Predictors of Adherence to Oral Anticancer Medications: The Impact of Out-of-Pocket Costs
Biopharmaceutical innovation has led to an increase in the availability of oral medications to treat cancer. Oral anticancer medications (OAMs) are much more convenient for patients and avoid the inconvenience and administration costs of having to receive treatment at a doctor’s office or outpatient infusion center, allowing patients to self-administer oral medication at home. One challenge with OAMs however is nonadherence. Research has shown that almost half of patients on OAMs do not take their medications as prescribed.
New research conducted by the National Pharmaceutical Council (NPC), the Pharmacy Quality Alliance (PQA) and the University of Rhode Island further measured the impact of nonadherence. This study, published in the Journal of Managed Care & Specialty Pharmacy, closely examined which factors affect patient adherence. Although out-of-pocket costs are a leading barrier to patients taking their medications as prescribed, other factors such as clinical, sociodemographic and health-system factors also can affect adherence to OAMs.
This research identified the proportion of patients who were adherent to newly initiated OAMs across ten cancer types: blood, brain, breast, colorectal, liver, lung, ovarian, prostate, renal and stomach cancers. They found that overall adherence to OAMs was suboptimal - just slightly more than half of patients were adherent. For several cancer types, adherence was worse among patients with higher out-of-pocket costs, those who were hospitalized and those who received Medicare low-income subsidies.
According to this research, the affordability of OAMs is a top contributor to nonadherence. Oftentimes oral administration typically moves treatment to the pharmacy benefit instead of the medical benefit, which can result in high out-of-pocket costs and, in turn, nonadherence. In addition, these findings highlight health inequities and emphasize the importance of addressing financial barriers to improve patient access to OAMs.
Understanding these health system challenges can guide us in addressing barriers to improving access to medications for all patients, regardless of their socioeconomic status. Although several strategies to reduce patient out-of-pocket costs of OAMs have been implemented, such as state-specific oral cancer drug parity laws and the closure of the Medicare Part D coverage gap, the study findings suggest that these strategies alone may not be sufficient to reduce costs and improve access. Examples of potential solutions to ensure a more equitable benefit design include:
- Eliminating copay accumulator adjustment programs. Under some health plans, direct payment assistance from a biopharmaceutical company to a patient counts toward a patient’s annual deductible and out-of-pocket maximum. Thus, the copay assistance accrues to the health plan rather than the patient it was designed to assist.
- Considering a holistic view of patient-cost sharing that includes its impact on patient, clinical and economic outcomes. Results from prior research suggested a holistic view of patient-cost sharing after determining that the greater the magnitude of patient cost-sharing, the worse the adherence outcomes regardless of the condition, patient population, or type of cost-sharing.
- Educating employers on good practices to maximize the value of their benefit design. Good practices for employers designing high-deductible health plans, such as offering or front-loading HSA contributions, can help improve access to and affordability of medications for enrollees.

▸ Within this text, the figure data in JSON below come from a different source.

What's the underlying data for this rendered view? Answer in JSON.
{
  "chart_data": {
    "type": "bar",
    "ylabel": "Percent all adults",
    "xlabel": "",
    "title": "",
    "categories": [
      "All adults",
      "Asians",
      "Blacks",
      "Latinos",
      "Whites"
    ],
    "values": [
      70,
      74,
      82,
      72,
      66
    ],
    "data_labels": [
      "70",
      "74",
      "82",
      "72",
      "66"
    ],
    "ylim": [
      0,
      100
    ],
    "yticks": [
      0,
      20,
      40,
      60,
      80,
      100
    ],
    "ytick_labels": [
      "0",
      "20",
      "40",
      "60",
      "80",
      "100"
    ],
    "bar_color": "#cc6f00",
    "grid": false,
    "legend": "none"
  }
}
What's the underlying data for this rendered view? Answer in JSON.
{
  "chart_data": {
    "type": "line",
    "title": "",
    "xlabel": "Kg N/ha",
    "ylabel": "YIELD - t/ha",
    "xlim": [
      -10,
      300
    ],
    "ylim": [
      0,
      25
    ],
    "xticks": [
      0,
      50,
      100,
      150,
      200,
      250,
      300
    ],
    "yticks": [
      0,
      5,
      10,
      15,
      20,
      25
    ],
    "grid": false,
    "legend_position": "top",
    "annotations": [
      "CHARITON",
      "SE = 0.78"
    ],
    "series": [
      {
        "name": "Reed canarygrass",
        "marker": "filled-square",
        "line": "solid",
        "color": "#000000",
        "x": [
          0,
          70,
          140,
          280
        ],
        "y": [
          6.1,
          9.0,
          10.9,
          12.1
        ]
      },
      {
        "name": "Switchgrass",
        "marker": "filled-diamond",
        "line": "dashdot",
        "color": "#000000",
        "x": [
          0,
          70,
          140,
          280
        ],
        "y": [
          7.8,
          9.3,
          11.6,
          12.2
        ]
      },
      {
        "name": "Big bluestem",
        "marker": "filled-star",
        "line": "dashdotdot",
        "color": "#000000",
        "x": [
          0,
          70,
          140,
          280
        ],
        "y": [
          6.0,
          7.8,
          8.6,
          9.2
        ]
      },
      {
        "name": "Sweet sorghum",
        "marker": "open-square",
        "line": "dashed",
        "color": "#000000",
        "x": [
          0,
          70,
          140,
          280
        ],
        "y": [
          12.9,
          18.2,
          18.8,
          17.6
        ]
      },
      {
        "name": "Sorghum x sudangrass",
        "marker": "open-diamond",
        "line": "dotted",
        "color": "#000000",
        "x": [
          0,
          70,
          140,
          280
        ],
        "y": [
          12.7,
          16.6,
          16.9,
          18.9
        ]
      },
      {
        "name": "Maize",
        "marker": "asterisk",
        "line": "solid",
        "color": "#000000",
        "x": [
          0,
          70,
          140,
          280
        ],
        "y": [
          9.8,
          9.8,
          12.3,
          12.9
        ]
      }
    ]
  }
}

- Considering frequently encountered barriers while seeking medication access. PQA and NPC developed the “Medication Access Framework for Quality Measurement,” which provides a patient-focused, holistic view of medication access and offers a structure to consider key opportunities for interventions and measurement to address medication access challenges.
The JMCP research findings highlight patient access barriers as well as health equity concerns. Policies addressing cost and access to OAMs and health-system strategies to mitigate these challenges can lead to improved adherence and ultimately better patient outcomes.